I get a field from a SQL database in which various information is stored as a serialized object. I would like to extract the values from this string in R and save them as separate columns.
Here is a simplified example:
df <- data.frame(ID = c(1,2,3),
information = c("{s:4:\"name\";s:3:\"max\";s:3:\"age\";s:1:\"8\";}",
"{s:4:\"name\";s:5:\"peter\";s:3:\"age\";s:2:\"10\";}",
"{s:4:\"name\";s:4:\"susy\";s:3:\"age\";s:3:\"100\";}")
)
df <- df %>%
mutate(
name = substring(information, gregexpr('"', information)[[1]][3] +1, gregexpr('"', information)[[1]][4]-1)
)
df
I tried to select the value between the third and fourth quotes.
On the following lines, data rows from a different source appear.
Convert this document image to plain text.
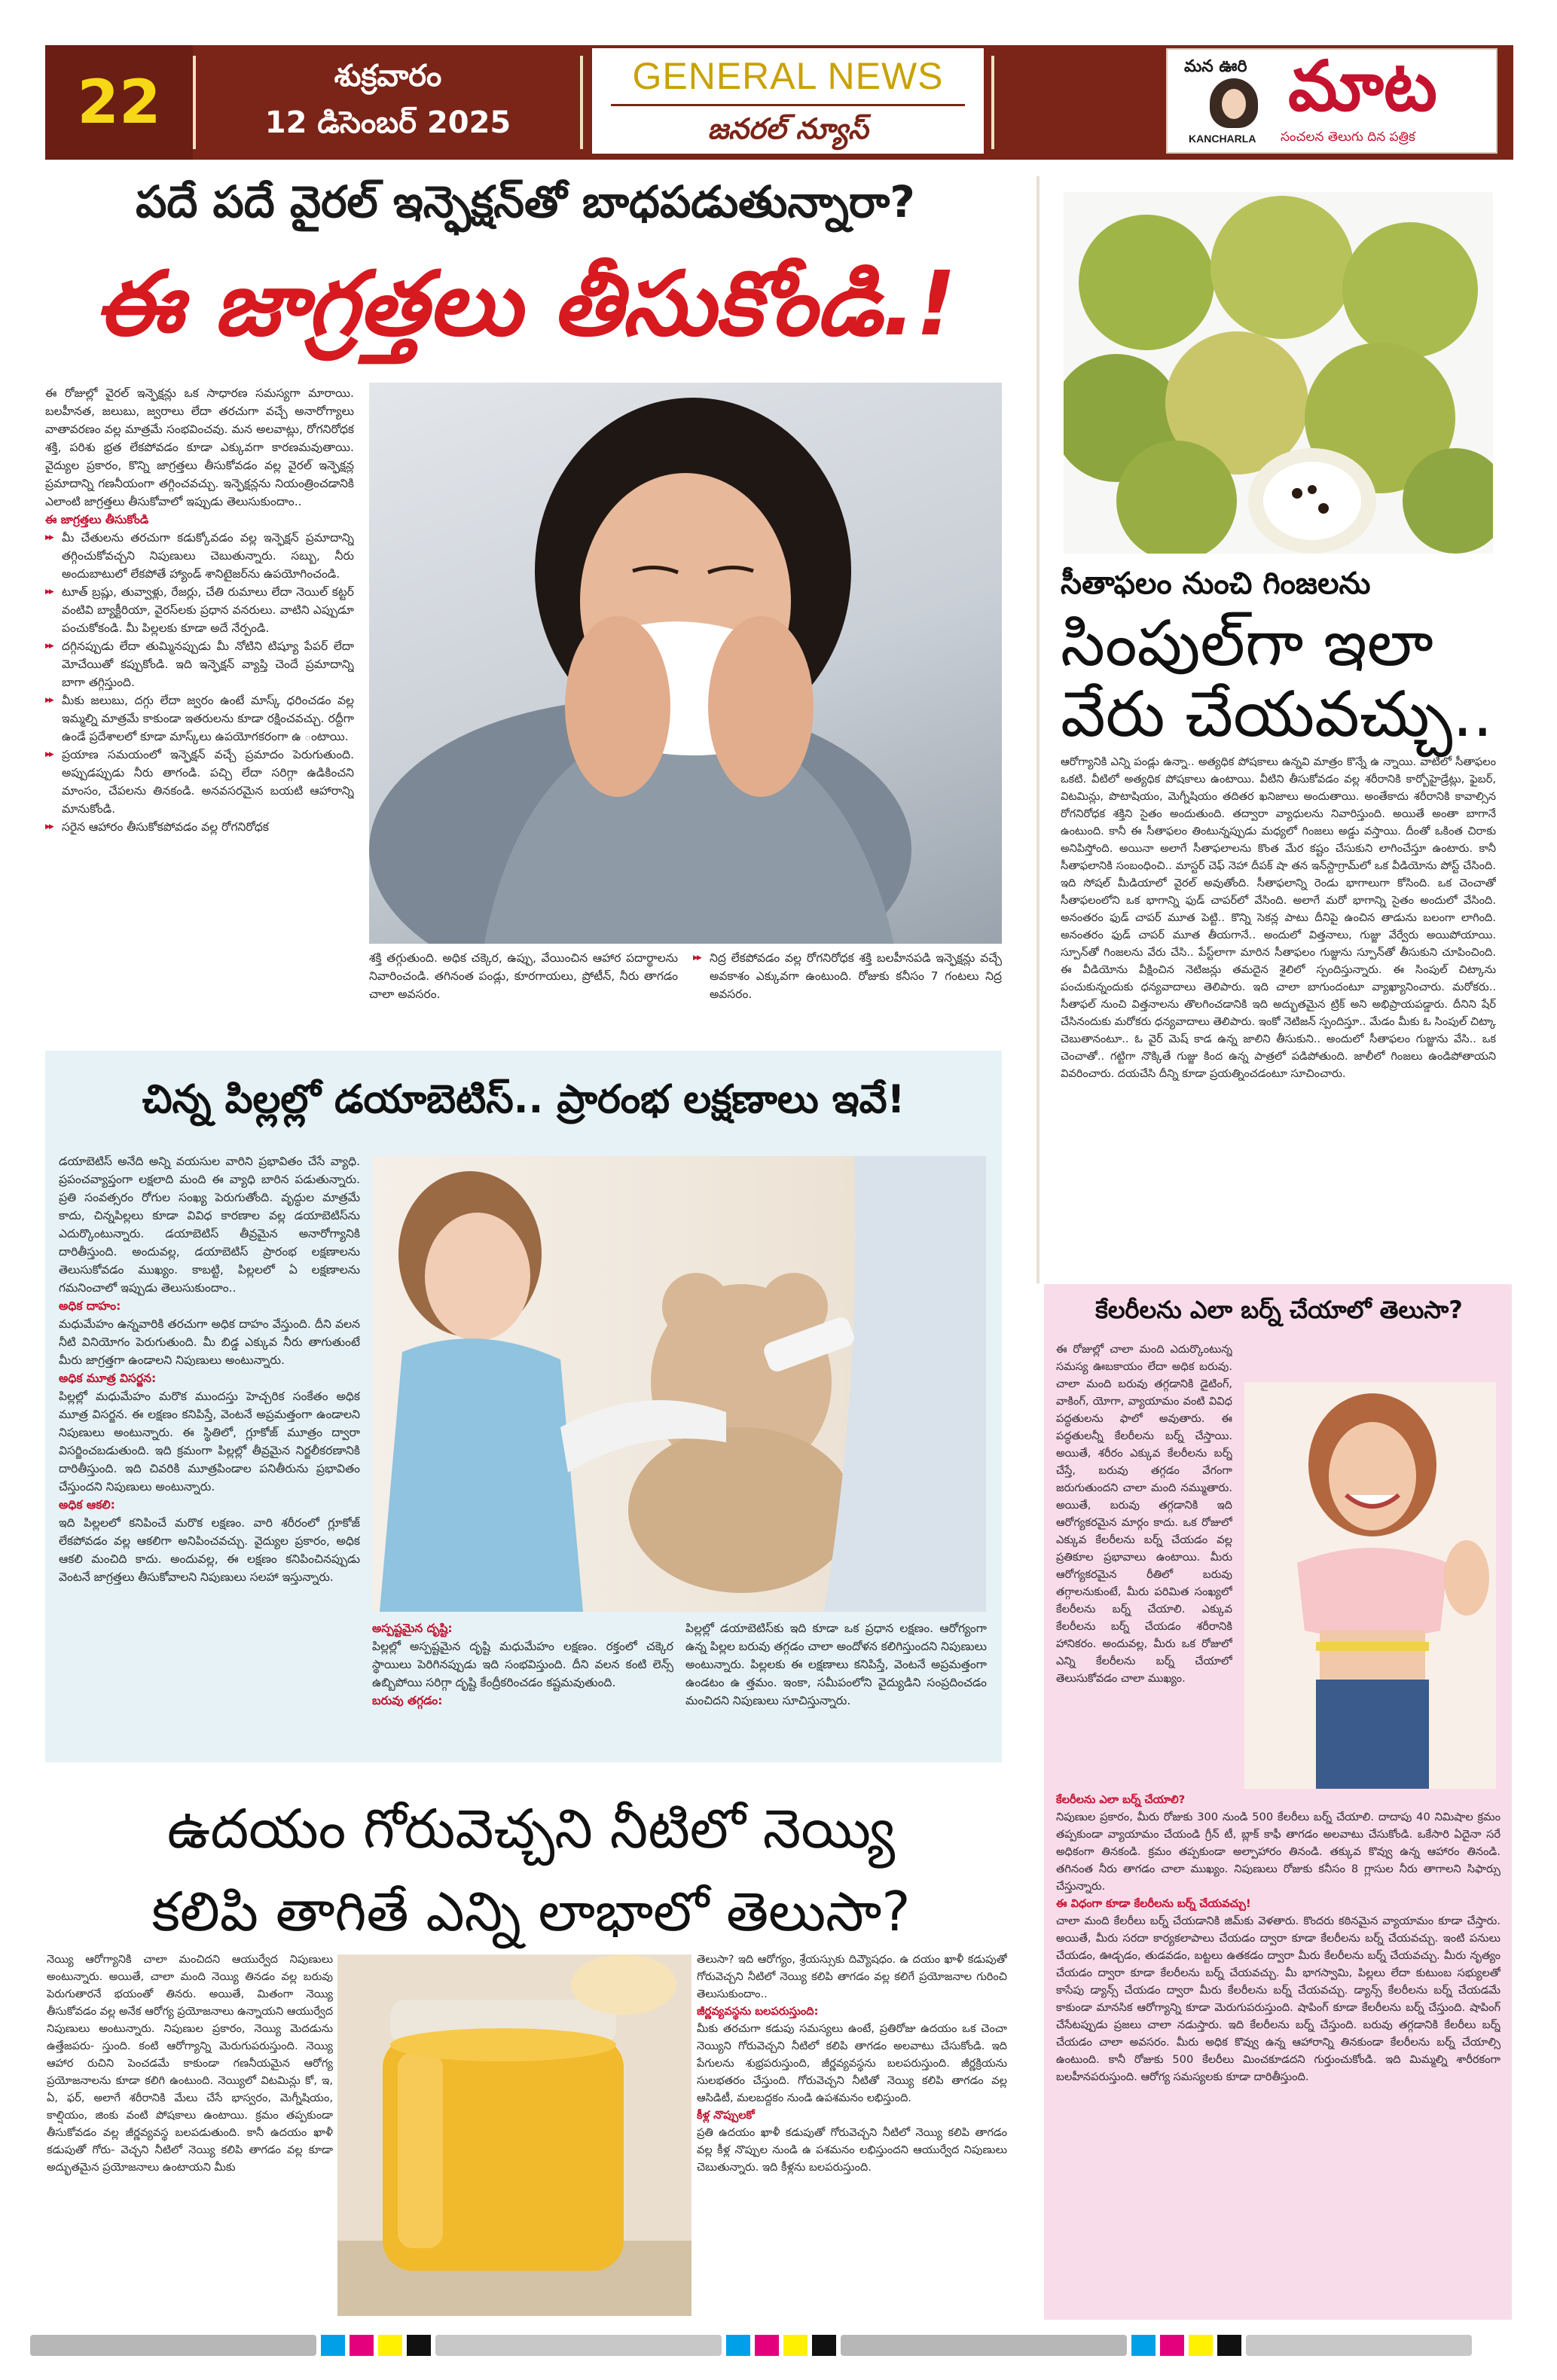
22	శుక్రవారం
12 డిసెంబర్ 2025
GENERAL NEWS
జనరల్ న్యూస్
మన ఊరి
KANCHARLA
మాట
సంచలన తెలుగు దిన పత్రిక
పదే పదే వైరల్ ఇన్ఫెక్షన్‌తో బాధపడుతున్నారా?
ఈ జాగ్రత్తలు తీసుకోండి.!

ఈ రోజుల్లో వైరల్ ఇన్ఫెక్షన్లు ఒక సాధారణ సమస్యగా మారాయి. బలహీనత, జలుబు, జ్వరాలు లేదా తరచుగా వచ్చే అనారోగ్యాలు వాతావరణం వల్ల మాత్రమే సంభవించవు. మన అలవాట్లు, రోగనిరోధక శక్తి, పరిశు భ్రత లేకపోవడం కూడా ఎక్కువగా కారణమవుతాయి. వైద్యుల ప్రకారం, కొన్ని జాగ్రత్తలు తీసుకోవడం వల్ల వైరల్ ఇన్ఫెక్షన్ల ప్రమాదాన్ని గణనీయంగా తగ్గించవచ్చు. ఇన్ఫెక్షన్లను నియంత్రించడానికి ఎలాంటి జాగ్రత్తలు తీసుకోవాలో ఇప్పుడు తెలుసుకుందాం..

ఈ జాగ్రత్తలు తీసుకోండి

▶▶ మీ చేతులను తరచుగా కడుక్కోవడం వల్ల ఇన్ఫెక్షన్ ప్రమాదాన్ని తగ్గించుకోవచ్చని నిపుణులు చెబుతున్నారు. సబ్బు, నీరు అందుబాటులో లేకపోతే హ్యాండ్ శానిటైజర్‌ను ఉపయోగించండి.

▶▶ టూత్ బ్రష్లు, తువ్వాళ్లు, రేజర్లు, చేతి రుమాలు లేదా నెయిల్ కట్టర్ వంటివి బ్యాక్టీరియా, వైరస్‌లకు ప్రధాన వనరులు. వాటిని ఎప్పుడూ పంచుకోకండి. మీ పిల్లలకు కూడా అదే నేర్పండి.

▶▶ దగ్గినప్పుడు లేదా తుమ్మినప్పుడు మీ నోటిని టిష్యూ పేపర్ లేదా మోచేయితో కప్పుకోండి. ఇది ఇన్ఫెక్షన్ వ్యాప్తి చెందే ప్రమాదాన్ని బాగా తగ్గిస్తుంది.

▶▶ మీకు జలుబు, దగ్గు లేదా జ్వరం ఉంటే మాస్క్ ధరించడం వల్ల ఇమ్మల్ని మాత్రమే కాకుండా ఇతరులను కూడా రక్షించవచ్చు. రద్దీగా ఉండే ప్రదేశాలలో కూడా మాస్క్‌లు ఉపయోగకరంగా ఉ ంటాయి.

▶▶ ప్రయాణ సమయంలో ఇన్ఫెక్షన్ వచ్చే ప్రమాదం పెరుగుతుంది. అప్పుడప్పుడు నీరు తాగండి. పచ్చి లేదా సరిగ్గా ఉడికించని మాంసం, చేపలను తినకండి. అనవసరమైన బయటి ఆహారాన్ని మానుకోండి.

▶▶ సరైన ఆహారం తీసుకోకపోవడం వల్ల రోగనిరోధక

శక్తి తగ్గుతుంది. అధిక చక్కెర, ఉప్పు, వేయించిన ఆహార పదార్థాలను నివారించండి. తగినంత పండ్లు, కూరగాయలు, ప్రోటీన్, నీరు తాగడం చాలా అవసరం.

▶▶ నిద్ర లేకపోవడం వల్ల రోగనిరోధక శక్తి బలహీనపడి ఇన్ఫెక్షన్లు వచ్చే అవకాశం ఎక్కువగా ఉంటుంది. రోజుకు కనీసం 7 గంటలు నిద్ర అవసరం.

సీతాఫలం నుంచి గింజలను
సింపుల్‌గా ఇలా
వేరు చేయవచ్చు..

ఆరోగ్యానికి ఎన్ని పండ్లు ఉన్నా.. అత్యధిక పోషకాలు ఉన్నవి మాత్రం కొన్నే ఉ న్నాయి. వాటిలో సీతాఫలం ఒకటి. వీటిలో అత్యధిక పోషకాలు ఉంటాయి. వీటిని తీసుకోవడం వల్ల శరీరానికి కార్బోహైడ్రేట్లు, ఫైబర్, విటమిన్లు, పొటాషియం, మెగ్నీషియం తదితర ఖనిజాలు అందుతాయి. అంతేకాదు శరీరానికి కావాల్సిన రోగనిరోధక శక్తిని సైతం అందుతుంది. తద్వారా వ్యాధులను నివారిస్తుంది. అయితే అంతా బాగానే ఉంటుంది. కానీ ఈ సీతాఫలం తింటున్నప్పుడు మధ్యలో గింజలు అడ్డు వస్తాయి. దీంతో ఒకింత చిరాకు అనిపిస్తోంది. అయినా అలాగే సీతాఫలాలను కొంత మేర కష్టం చేసుకుని లాగించేస్తూ ఉంటారు. కానీ సీతాఫలానికి సంబంధించి.. మాస్టర్ చెఫ్ నెహా దీపక్ షా తన ఇన్‌స్టాగ్రామ్‌లో ఒక వీడియోను పోస్ట్ చేసింది. ఇది సోషల్ మీడియాలో వైరల్ అవుతోంది. సీతాఫలాన్ని రెండు భాగాలుగా కోసింది. ఒక చెంచాతో సీతాఫలంలోని ఒక భాగాన్ని ఫుడ్ చాపర్‌లో వేసింది. అలాగే మరో భాగాన్ని సైతం అందులో వేసింది. అనంతరం ఫుడ్ చాపర్ మూత పెట్టి.. కొన్ని సెకన్ల పాటు దీనిపై ఉంచిన తాడును బలంగా లాగింది. అనంతరం ఫుడ్ చాపర్ మూత తీయగానే.. అందులో విత్తనాలు, గుజ్జు వేర్వేరు అయిపోయాయి. స్పూన్‌తో గింజలను వేరు చేసి.. పేస్ట్‌లాగా మారిన సీతాఫలం గుజ్జును స్పూన్‌తో తీసుకుని చూపించింది. ఈ వీడియోను వీక్షించిన నెటిజన్లు తమదైన శైలిలో స్పందిస్తున్నారు. ఈ సింపుల్ చిట్కాను పంచుకున్నందుకు ధన్యవాదాలు తెలిపారు. ఇది చాలా బాగుందంటూ వ్యాఖ్యానించారు. మరోకరు.. సీతాఫల్ నుంచి విత్తనాలను తొలగించడానికి ఇది అద్భుతమైన ట్రిక్ అని అభిప్రాయపడ్డారు. దీనిని షేర్ చేసినందుకు మరోకరు ధన్యవాదాలు తెలిపారు. ఇంకో నెటిజన్ స్పందిస్తూ.. మేడం మీకు ఓ సింపుల్ చిట్కా చెబుతానంటూ.. ఓ వైర్ మెష్ కాడ ఉన్న జాలిని తీసుకుని.. అందులో సీతాఫలం గుజ్జును వేసి.. ఒక చెంచాతో.. గట్టిగా నొక్కితే గుజ్జు కింద ఉన్న పాత్రలో పడిపోతుంది. జాలీలో గింజలు ఉండిపోతాయని వివరించారు. దయచేసి దీన్ని కూడా ప్రయత్నించడంటూ సూచించారు.

చిన్న పిల్లల్లో డయాబెటిస్.. ప్రారంభ లక్షణాలు ఇవే!

డయాబెటిస్ అనేది అన్ని వయసుల వారిని ప్రభావితం చేసే వ్యాధి. ప్రపంచవ్యాప్తంగా లక్షలాది మంది ఈ వ్యాధి బారిన పడుతున్నారు. ప్రతి సంవత్సరం రోగుల సంఖ్య పెరుగుతోంది. వృద్ధుల మాత్రమే కాదు, చిన్నపిల్లలు కూడా వివిధ కారణాల వల్ల డయాబెటిస్‌ను ఎదుర్కొంటున్నారు. డయాబెటిస్ తీవ్రమైన అనారోగ్యానికి దారితీస్తుంది. అందువల్ల, డయాబెటిస్ ప్రారంభ లక్షణాలను తెలుసుకోవడం ముఖ్యం. కాబట్టి, పిల్లలలో ఏ లక్షణాలను గమనించాలో ఇప్పుడు తెలుసుకుందాం..

అధిక దాహం:

మధుమేహం ఉన్నవారికి తరచుగా అధిక దాహం వేస్తుంది. దీని వలన నీటి వినియోగం పెరుగుతుంది. మీ బిడ్డ ఎక్కువ నీరు తాగుతుంటే మీరు జాగ్రత్తగా ఉండాలని నిపుణులు అంటున్నారు.

అధిక మూత్ర విసర్జన:

పిల్లల్లో మధుమేహం మరొక ముందస్తు హెచ్చరిక సంకేతం అధిక మూత్ర విసర్జన. ఈ లక్షణం కనిపిస్తే, వెంటనే అప్రమత్తంగా ఉండాలని నిపుణులు అంటున్నారు. ఈ స్థితిలో, గ్లూకోజ్ మూత్రం ద్వారా విసర్జించబడుతుంది. ఇది క్రమంగా పిల్లల్లో తీవ్రమైన నిర్జలీకరణానికి దారితీస్తుంది. ఇది చివరికి మూత్రపిండాల పనితీరును ప్రభావితం చేస్తుందని నిపుణులు అంటున్నారు.

అధిక ఆకలి:

ఇది పిల్లలలో కనిపించే మరొక లక్షణం. వారి శరీరంలో గ్లూకోజ్ లేకపోవడం వల్ల ఆకలిగా అనిపించవచ్చు. వైద్యుల ప్రకారం, అధిక ఆకలి మంచిది కాదు. అందువల్ల, ఈ లక్షణం కనిపించినప్పుడు వెంటనే జాగ్రత్తలు తీసుకోవాలని నిపుణులు సలహా ఇస్తున్నారు.

అస్పష్టమైన దృష్టి:

పిల్లల్లో అస్పష్టమైన దృష్టి మధుమేహం లక్షణం. రక్తంలో చక్కెర స్థాయిలు పెరిగినప్పుడు ఇది సంభవిస్తుంది. దీని వలన కంటి లెన్స్ ఉబ్బిపోయి సరిగ్గా దృష్టి కేంద్రీకరించడం కష్టమవుతుంది.

బరువు తగ్గడం:

పిల్లల్లో డయాబెటిస్‌కు ఇది కూడా ఒక ప్రధాన లక్షణం. ఆరోగ్యంగా ఉన్న పిల్లల బరువు తగ్గడం చాలా అందోళన కలిగిస్తుందని నిపుణులు అంటున్నారు. పిల్లలకు ఈ లక్షణాలు కనిపిస్తే, వెంటనే అప్రమత్తంగా ఉండటం ఉ త్తమం. ఇంకా, సమీపంలోని వైద్యుడిని సంప్రదించడం మంచిదని నిపుణులు సూచిస్తున్నారు.

కేలరీలను ఎలా బర్న్ చేయాలో తెలుసా?

ఈ రోజుల్లో చాలా మంది ఎదుర్కొంటున్న సమస్య ఊబకాయం లేదా అధిక బరువు. చాలా మంది బరువు తగ్గడానికి డైటింగ్, వాకింగ్, యోగా, వ్యాయామం వంటి వివిధ పద్ధతులను ఫాలో అవుతారు. ఈ పద్ధతులన్నీ కేలరీలను బర్న్ చేస్తాయి. అయితే, శరీరం ఎక్కువ కేలరీలను బర్న్ చేస్తే, బరువు తగ్గడం వేగంగా జరుగుతుందని చాలా మంది నమ్ముతారు. అయితే, బరువు తగ్గడానికి ఇది ఆరోగ్యకరమైన మార్గం కాదు. ఒక రోజులో ఎక్కువ కేలరీలను బర్న్ చేయడం వల్ల ప్రతికూల ప్రభావాలు ఉంటాయి. మీరు ఆరోగ్యకరమైన రీతిలో బరువు తగ్గాలనుకుంటే, మీరు పరిమిత సంఖ్యలో కేలరీలను బర్న్ చేయాలి. ఎక్కువ కేలరీలను బర్న్ చేయడం శరీరానికి హానికరం. అందువల్ల, మీరు ఒక రోజులో ఎన్ని కేలరీలను బర్న్ చేయాలో తెలుసుకోవడం చాలా ముఖ్యం.

కేలరీలను ఎలా బర్న్ చేయాలి?

నిపుణుల ప్రకారం, మీరు రోజుకు 300 నుండి 500 కేలరీలు బర్న్ చేయాలి. దాదాపు 40 నిమిషాల క్రమం తప్పకుండా వ్యాయామం చేయండి గ్రీన్ టీ, బ్లాక్ కాఫీ తాగడం అలవాటు చేసుకోండి. ఒకేసారి ఏదైనా సరే అధికంగా తినకండి. క్రమం తప్పకుండా అల్పాహారం తినండి. తక్కువ కొవ్వు ఉన్న ఆహారం తినండి. తగినంత నీరు తాగడం చాలా ముఖ్యం. నిపుణులు రోజుకు కనీసం 8 గ్లాసుల నీరు తాగాలని సిఫార్సు చేస్తున్నారు.

ఈ విధంగా కూడా కేలరీలను బర్న్ చేయవచ్చు!

చాలా మంది కేలరీలు బర్న్ చేయడానికి జిమ్‌కు వెళతారు. కొందరు కఠినమైన వ్యాయామం కూడా చేస్తారు. అయితే, మీరు సరదా కార్యకలాపాలు చేయడం ద్వారా కూడా కేలరీలను బర్న్ చేయవచ్చు. ఇంటి పనులు చేయడం, ఊడ్చడం, తుడవడం, బట్టలు ఉతకడం ద్వారా మీరు కేలరీలను బర్న్ చేయవచ్చు. మీరు నృత్యం చేయడం ద్వారా కూడా కేలరీలను బర్న్ చేయవచ్చు. మీ భాగస్వామి, పిల్లలు లేదా కుటుంబ సభ్యులతో కాసేపు డ్యాన్స్ చేయడం ద్వారా మీరు కేలరీలను బర్న్ చేయవచ్చు. డ్యాన్స్ కేలరీలను బర్న్ చేయడమే కాకుండా మానసిక ఆరోగ్యాన్ని కూడా మెరుగుపరుస్తుంది. షాపింగ్ కూడా కేలరీలను బర్న్ చేస్తుంది. షాపింగ్ చేసేటప్పుడు ప్రజలు చాలా నడుస్తారు. ఇది కేలరీలను బర్న్ చేస్తుంది. బరువు తగ్గడానికి కేలరీలు బర్న్ చేయడం చాలా అవసరం. మీరు అధిక కొవ్వు ఉన్న ఆహారాన్ని తినకుండా కేలరీలను బర్న్ చేయాల్సి ఉంటుంది. కానీ రోజుకు 500 కేలరీలు మించకూడదని గుర్తుంచుకోండి. ఇది మిమ్మల్ని శారీరకంగా బలహీనపరుస్తుంది. ఆరోగ్య సమస్యలకు కూడా దారితీస్తుంది.

ఉదయం గోరువెచ్చని నీటిలో నెయ్యి
కలిపి తాగితే ఎన్ని లాభాలో తెలుసా?

నెయ్యి ఆరోగ్యానికి చాలా మంచిదని ఆయుర్వేద నిపుణులు అంటున్నారు. అయితే, చాలా మంది నెయ్యి తినడం వల్ల బరువు పెరుగుతారనే భయంతో తినరు. అయితే, మితంగా నెయ్యి తీసుకోవడం వల్ల అనేక ఆరోగ్య ప్రయోజనాలు ఉన్నాయని ఆయుర్వేద నిపుణులు అంటున్నారు. నిపుణుల ప్రకారం, నెయ్యి మెదడును ఉత్తేజపరు- స్తుంది. కంటి ఆరోగ్యాన్ని మెరుగుపరుస్తుంది. నెయ్యి ఆహార రుచిని పెంచడమే కాకుండా గణనీయమైన ఆరోగ్య ప్రయోజనాలను కూడా కలిగి ఉంటుంది. నెయ్యిలో విటమిన్లు కో, ఇ, ఏ, ఫర్, అలాగే శరీరానికి మేలు చేసే భాస్వరం, మెగ్నీషియం, కాల్షియం, జింకు వంటి పోషకాలు ఉంటాయి. క్రమం తప్పకుండా తీసుకోవడం వల్ల జీర్ణవ్యవస్థ బలపడుతుంది. కానీ ఉదయం ఖాళీ కడుపుతో గోరు- వెచ్చని నీటిలో నెయ్యి కలిపి తాగడం వల్ల కూడా అద్భుతమైన ప్రయోజనాలు ఉంటాయని మీకు

తెలుసా? ఇది ఆరోగ్యం, శ్రేయస్సుకు దివ్యౌషధం. ఉ దయం ఖాళీ కడుపుతో గోరువెచ్చని నీటిలో నెయ్యి కలిపి తాగడం వల్ల కలిగే ప్రయోజనాల గురించి తెలుసుకుందాం..

జీర్ణవ్యవస్థను బలపరుస్తుంది:

మీకు తరచుగా కడుపు సమస్యలు ఉంటే, ప్రతిరోజు ఉదయం ఒక చెంచా నెయ్యిని గోరువెచ్చని నీటిలో కలిపి తాగడం అలవాటు చేసుకోండి. ఇది పేగులను శుభ్రపరుస్తుంది, జీర్ణవ్యవస్థను బలపరుస్తుంది. జీర్ణక్రియను సులభతరం చేస్తుంది. గోరువెచ్చని నీటితో నెయ్యి కలిపి తాగడం వల్ల ఆసిడిటీ, మలబద్దకం నుండి ఉపశమనం లభిస్తుంది.

కీళ్ల నొప్పులకో

ప్రతి ఉదయం ఖాళీ కడుపుతో గోరువెచ్చని నీటిలో నెయ్యి కలిపి తాగడం వల్ల కీళ్ల నొప్పుల నుండి ఉ పశమనం లభిస్తుందని ఆయుర్వేద నిపుణులు చెబుతున్నారు. ఇది కీళ్లను బలపరుస్తుంది.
Unfortunately, this selection only works for the first value. For the other selections, the positions are obviously taken from the first value.
[1] "max" "pet" "sus"
Thank you for your ideas
Split on delimiter and read as delimited text, keep columns we need:
read.delim(text = gsub(";", ":", df$information, fixed = TRUE),
sep = ":", header = FALSE)[, c(3, 6, 9, 12)]
# V3 V6 V9 V12
# 1 name max age 8
# 2 name peter age 10
# 3 name susy age 100
Note: there is a pattern seq(3, 12, 3)
to automate the column selection.